UPDATE objects SET category_id = 1 + CAST(random() * ( 999 ) AS INT4);
and then, let's have some fun with delete:
DELETE FROM objects WHERE random() < 0.8;
around 80% of objects got removed.
now, let's see if the calculations it made are correct. to check real counts i will use this query:
SELECT c.id, MIN(object_count), COUNT(o.id) FROM categories c LEFT OUTER JOIN objects o ON c.id = o.category_id GROUP BY c.id HAVING MIN(object_count) <> COUNT(o.id);
if it returns no rows – it means the count in “categories.object_count" is correct.
the problem is that the “on update" trigger as it is here can lead to deadlocks. why? order of updates is not guaranteed, so it's perfectly possible that 2 separate updates will lock the same categories' records but with “wrong" order, like:
- process 1 updates (and locks) category with id = 123;
- process 2 updates (and locks) category with id = 234;
- process 1 waits for lock on category 234
- process 2 waits for lock on category 123
- deadlock
is there any chance to prevent it? sure. let's change the “on update" trigger function to:
CREATE OR REPLACE FUNCTION count_trg_u() RETURNS TRIGGER AS $BODY$ DECLARE BEGIN IF NEW.category_id = OLD.category_id THEN RETURN NEW; END IF; IF NEW.category_id < OLD.category_id THEN UPDATE categories SET object_count = object_count + 1 WHERE id = NEW.category_id; UPDATE categories SET object_count = object_count - 1 WHERE id = OLD.category_id; ELSE UPDATE categories SET object_count = object_count - 1 WHERE id = OLD.category_id; UPDATE categories SET object_count = object_count + 1 WHERE id = NEW.category_id; END IF; RETURN NEW; END; $BODY$ LANGUAGE 'plpgsql';
in this way order of locking is guaranteed – first lock will be to category with smaller id. so the same 2 processes from deadlock above will work like this:
- process 1 updates (and locks) category with id = 123;
- process 2 waits for lock on category 123
- process 1 updates (and locks) category with id = 234;
- process 1 commits transaction (and releases the locks)
- process 2 updates category with id = 123;
- process 2 updates category with id = 234;
- process 1 commits transaction
everybody is happy 🙂
of course some of you might say that such a situation (leading to deadlock) is very rare, or “will never happen to me". yeah. right. think again.
deadlock-proof?
could U explain what is deadlock? ;]
It’s when two things happen (like updates) at the same time and both attempt to work with the same data. Everything grinds to a halt.
This is good – I never thought about this happenning with the triggers listed first.
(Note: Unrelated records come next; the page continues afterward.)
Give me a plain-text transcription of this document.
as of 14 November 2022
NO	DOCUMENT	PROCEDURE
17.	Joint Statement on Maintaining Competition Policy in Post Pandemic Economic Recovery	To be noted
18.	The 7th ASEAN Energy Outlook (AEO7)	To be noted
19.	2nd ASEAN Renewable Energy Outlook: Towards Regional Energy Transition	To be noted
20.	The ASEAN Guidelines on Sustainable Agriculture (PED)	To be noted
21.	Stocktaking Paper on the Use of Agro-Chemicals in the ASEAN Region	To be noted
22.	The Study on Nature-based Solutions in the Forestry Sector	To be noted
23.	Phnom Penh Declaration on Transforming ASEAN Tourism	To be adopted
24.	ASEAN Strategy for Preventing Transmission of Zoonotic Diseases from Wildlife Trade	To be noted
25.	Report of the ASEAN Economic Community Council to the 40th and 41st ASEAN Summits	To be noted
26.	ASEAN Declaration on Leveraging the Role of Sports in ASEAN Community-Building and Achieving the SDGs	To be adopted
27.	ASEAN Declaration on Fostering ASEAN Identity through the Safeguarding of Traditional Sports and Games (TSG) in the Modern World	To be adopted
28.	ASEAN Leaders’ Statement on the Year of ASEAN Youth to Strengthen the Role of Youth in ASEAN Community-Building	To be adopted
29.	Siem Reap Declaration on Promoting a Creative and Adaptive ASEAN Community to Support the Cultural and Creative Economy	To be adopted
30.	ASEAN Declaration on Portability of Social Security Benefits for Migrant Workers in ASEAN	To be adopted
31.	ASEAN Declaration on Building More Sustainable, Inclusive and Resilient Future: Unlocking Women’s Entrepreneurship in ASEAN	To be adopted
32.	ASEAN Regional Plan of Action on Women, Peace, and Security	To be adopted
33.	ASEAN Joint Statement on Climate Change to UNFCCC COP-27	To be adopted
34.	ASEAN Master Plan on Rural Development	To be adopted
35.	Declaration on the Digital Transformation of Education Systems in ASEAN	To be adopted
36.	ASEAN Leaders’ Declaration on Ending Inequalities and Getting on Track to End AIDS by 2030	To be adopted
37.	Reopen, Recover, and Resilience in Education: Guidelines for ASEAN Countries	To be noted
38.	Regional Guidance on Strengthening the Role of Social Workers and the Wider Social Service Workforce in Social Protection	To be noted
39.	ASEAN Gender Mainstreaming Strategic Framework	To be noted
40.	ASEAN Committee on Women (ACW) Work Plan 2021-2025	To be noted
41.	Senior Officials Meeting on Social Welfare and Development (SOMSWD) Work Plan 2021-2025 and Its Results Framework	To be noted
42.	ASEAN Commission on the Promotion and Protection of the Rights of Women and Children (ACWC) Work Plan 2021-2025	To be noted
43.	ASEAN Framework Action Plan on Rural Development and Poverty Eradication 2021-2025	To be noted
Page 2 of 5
How about locking the two records at the beginning of the update trigger:
SELECT id FROM categories WHERE id IN (OLD.id, NEW.id) FOR UPDATE;
I’m curious whether it locks the two records really the same time, or can I run to deadlock with that?
Anyway, thank you for the idea.
Row locks are always acquired one at a time in some order, although which order is not necessarily guaranteed and the time interval between locks might be extremely short.
Two SELECT queries like the one in comment should always lock the rows in the same order, although that order is based on where the data happens to be stored in the table. Most of the time the planner will generate the same execution plan, although in some cases (admittedly cases which don’t usually occur with primary keys or other unique columns) two apparently similar queries can generate radically different plans.
One gotcha is that the locks will interact with rows that are in the index but not necessarily committed or visible to the current transaction. This is how you can get deadlocks from INSERT queries and indexes with UNIQUE constraints.
One thing of note: while that implementation is correct and safe in that no deadlocks will happen, if you have a lot of traffic on your objects table, you may run into the problem of the trigger actions “stacking”. A viable solution is to have all of the trigger actions insert data into some interim table with the update value for the category table (+/- x) and have a separate process that repeatedly sweeps and aggregates those updates to cut down on the number of updates happening on the categories table.